Arawn, Bevyn and the other Reapers had come down from the rooftops and were now ringed in a semicircle at the end of the street—seemingly to keep the gathering townspeople from harm. Mick saw Brett Samuels and his brother-in-law Vern Walker sitting on the edge of the saloon roof. As he glanced around, he saw no womenfolk among the men grouped behind the Reapers and for that he was glad. This was not something a woman should see.

“That’s one helluva brave man,” the sheriff told Arawn. “Cynyr, I mean.”

“When’s he going to use his whip?” someone in the crowd asked.

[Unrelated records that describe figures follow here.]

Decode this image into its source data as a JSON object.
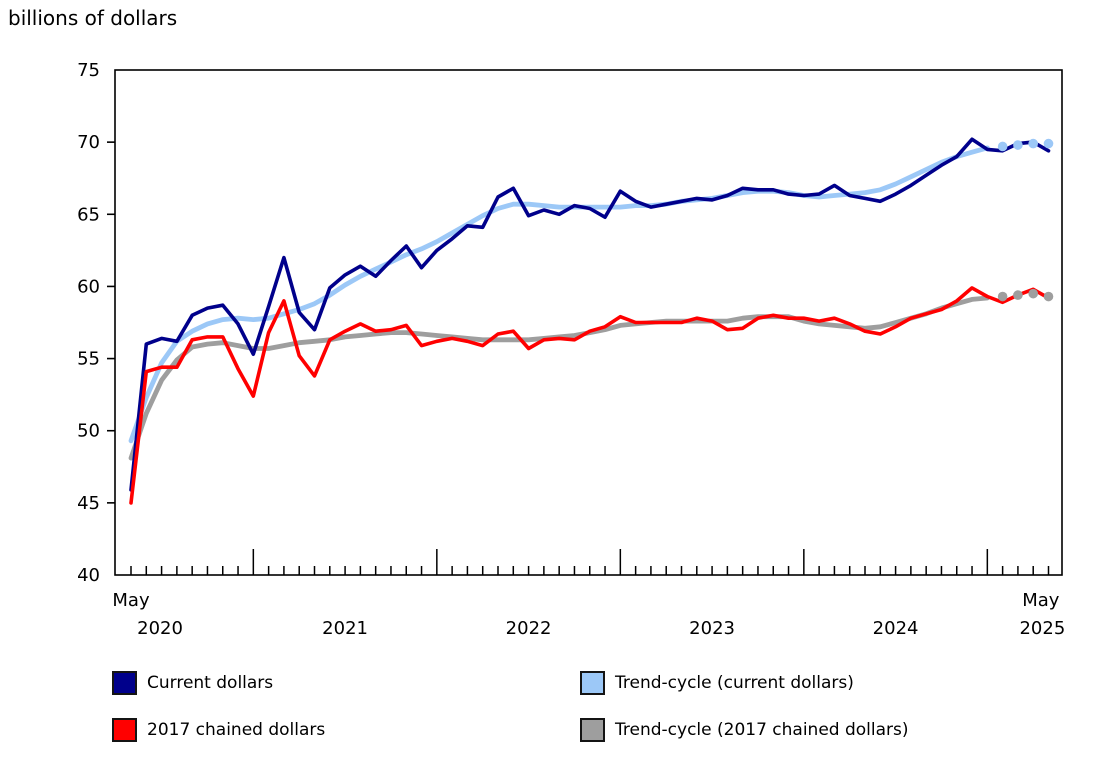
{
  "title": "billions of dollars",
  "chart_data": {
    "type": "line",
    "title": "billions of dollars",
    "xlabel": "",
    "ylabel": "billions of dollars",
    "frequency": "monthly",
    "x_start": "2020-05",
    "x_end": "2025-05",
    "ylim": [
      40,
      75
    ],
    "y_ticks": [
      75,
      70,
      65,
      60,
      55,
      50,
      45,
      40
    ],
    "grid": false,
    "legend_position": "bottom",
    "note": "last 4 points of trend-cycle series drawn as dots",
    "months": [
      "2020-05",
      "2020-06",
      "2020-07",
      "2020-08",
      "2020-09",
      "2020-10",
      "2020-11",
      "2020-12",
      "2021-01",
      "2021-02",
      "2021-03",
      "2021-04",
      "2021-05",
      "2021-06",
      "2021-07",
      "2021-08",
      "2021-09",
      "2021-10",
      "2021-11",
      "2021-12",
      "2022-01",
      "2022-02",
      "2022-03",
      "2022-04",
      "2022-05",
      "2022-06",
      "2022-07",
      "2022-08",
      "2022-09",
      "2022-10",
      "2022-11",
      "2022-12",
      "2023-01",
      "2023-02",
      "2023-03",
      "2023-04",
      "2023-05",
      "2023-06",
      "2023-07",
      "2023-08",
      "2023-09",
      "2023-10",
      "2023-11",
      "2023-12",
      "2024-01",
      "2024-02",
      "2024-03",
      "2024-04",
      "2024-05",
      "2024-06",
      "2024-07",
      "2024-08",
      "2024-09",
      "2024-10",
      "2024-11",
      "2024-12",
      "2025-01",
      "2025-02",
      "2025-03",
      "2025-04",
      "2025-05"
    ],
    "x_axis_labels": [
      {
        "text": "May",
        "month_index": 0,
        "row": 1
      },
      {
        "text": "2020",
        "month_index": 1.9,
        "row": 2
      },
      {
        "text": "2021",
        "month_index": 14,
        "row": 2
      },
      {
        "text": "2022",
        "month_index": 26,
        "row": 2
      },
      {
        "text": "2023",
        "month_index": 38,
        "row": 2
      },
      {
        "text": "2024",
        "month_index": 50,
        "row": 2
      },
      {
        "text": "May",
        "month_index": 59.5,
        "row": 1
      },
      {
        "text": "2025",
        "month_index": 59.6,
        "row": 2
      }
    ],
    "series": [
      {
        "name": "Current dollars",
        "color": "#00008B",
        "trend": false,
        "values": [
          45.9,
          56.0,
          56.4,
          56.2,
          58.0,
          58.5,
          58.7,
          57.4,
          55.3,
          58.6,
          62.0,
          58.2,
          57.0,
          59.9,
          60.8,
          61.4,
          60.7,
          61.8,
          62.8,
          61.3,
          62.5,
          63.3,
          64.2,
          64.1,
          66.2,
          66.8,
          64.9,
          65.3,
          65.0,
          65.6,
          65.4,
          64.8,
          66.6,
          65.9,
          65.5,
          65.7,
          65.9,
          66.1,
          66.0,
          66.3,
          66.8,
          66.7,
          66.7,
          66.4,
          66.3,
          66.4,
          67.0,
          66.3,
          66.1,
          65.9,
          66.4,
          67.0,
          67.7,
          68.4,
          69.0,
          70.2,
          69.5,
          69.4,
          69.9,
          70.0,
          69.4
        ]
      },
      {
        "name": "Trend-cycle (current dollars)",
        "color": "#9CC8F7",
        "trend": true,
        "dotted_tail": 4,
        "values": [
          49.3,
          52.3,
          54.7,
          56.2,
          56.9,
          57.4,
          57.7,
          57.8,
          57.7,
          57.8,
          58.1,
          58.4,
          58.8,
          59.4,
          60.1,
          60.7,
          61.2,
          61.7,
          62.2,
          62.6,
          63.1,
          63.7,
          64.3,
          64.9,
          65.4,
          65.7,
          65.7,
          65.6,
          65.5,
          65.5,
          65.5,
          65.5,
          65.5,
          65.6,
          65.6,
          65.7,
          65.9,
          66.0,
          66.1,
          66.3,
          66.5,
          66.6,
          66.6,
          66.5,
          66.3,
          66.2,
          66.3,
          66.4,
          66.5,
          66.7,
          67.1,
          67.6,
          68.1,
          68.6,
          69.0,
          69.3,
          69.6,
          69.7,
          69.8,
          69.9,
          69.9
        ]
      },
      {
        "name": "2017 chained dollars",
        "color": "#FF0000",
        "trend": false,
        "values": [
          45.0,
          54.1,
          54.4,
          54.4,
          56.3,
          56.5,
          56.5,
          54.3,
          52.4,
          56.8,
          59.0,
          55.2,
          53.8,
          56.3,
          56.9,
          57.4,
          56.9,
          57.0,
          57.3,
          55.9,
          56.2,
          56.4,
          56.2,
          55.9,
          56.7,
          56.9,
          55.7,
          56.3,
          56.4,
          56.3,
          56.9,
          57.2,
          57.9,
          57.5,
          57.5,
          57.5,
          57.5,
          57.8,
          57.6,
          57.0,
          57.1,
          57.8,
          58.0,
          57.8,
          57.8,
          57.6,
          57.8,
          57.4,
          56.9,
          56.7,
          57.2,
          57.8,
          58.1,
          58.4,
          59.0,
          59.9,
          59.3,
          58.9,
          59.4,
          59.8,
          59.2
        ]
      },
      {
        "name": "Trend-cycle (2017 chained dollars)",
        "color": "#9E9E9E",
        "trend": true,
        "dotted_tail": 4,
        "values": [
          48.1,
          51.2,
          53.5,
          54.9,
          55.8,
          56.0,
          56.1,
          55.9,
          55.7,
          55.7,
          55.9,
          56.1,
          56.2,
          56.3,
          56.5,
          56.6,
          56.7,
          56.8,
          56.8,
          56.7,
          56.6,
          56.5,
          56.4,
          56.3,
          56.3,
          56.3,
          56.3,
          56.4,
          56.5,
          56.6,
          56.8,
          57.0,
          57.3,
          57.4,
          57.5,
          57.6,
          57.6,
          57.6,
          57.6,
          57.6,
          57.8,
          57.9,
          57.9,
          57.9,
          57.6,
          57.4,
          57.3,
          57.2,
          57.1,
          57.2,
          57.5,
          57.8,
          58.1,
          58.5,
          58.8,
          59.1,
          59.2,
          59.3,
          59.4,
          59.5,
          59.3
        ]
      }
    ]
  },
  "legend": {
    "items": [
      {
        "label": "Current dollars",
        "color": "#00008B"
      },
      {
        "label": "2017 chained dollars",
        "color": "#FF0000"
      },
      {
        "label": "Trend-cycle (current dollars)",
        "color": "#9CC8F7"
      },
      {
        "label": "Trend-cycle (2017 chained dollars)",
        "color": "#9E9E9E"
      }
    ]
  }
}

“He’ll let the savage draw first blood and then he will attack,” the Prime Reaper said.

Otaktay pushed up from the ground and stood glaring at his enemy. He saw his death in the man’s steady golden eyes but it was—as his grandfather had once said—a good day to die. He charged again and was surprised when the Reaper did not move as quickly as before and the blade of Otaktay’s knife slid along the white man’s arm, opening a deep gash.

Whooping with elation, Otaktay spun around and thrust the knife out again only to have the blade snatched from his hand by a stinging lash that took half his thumb and index finger with it as it snapped back over the Reaper’s shoulder. Pain shot through the Jakotai’s hand and he looked down at the stumps where once his fingers had crooked. Blood was gushing from his hand and he backed away, holding the injured hand close to his bare chest.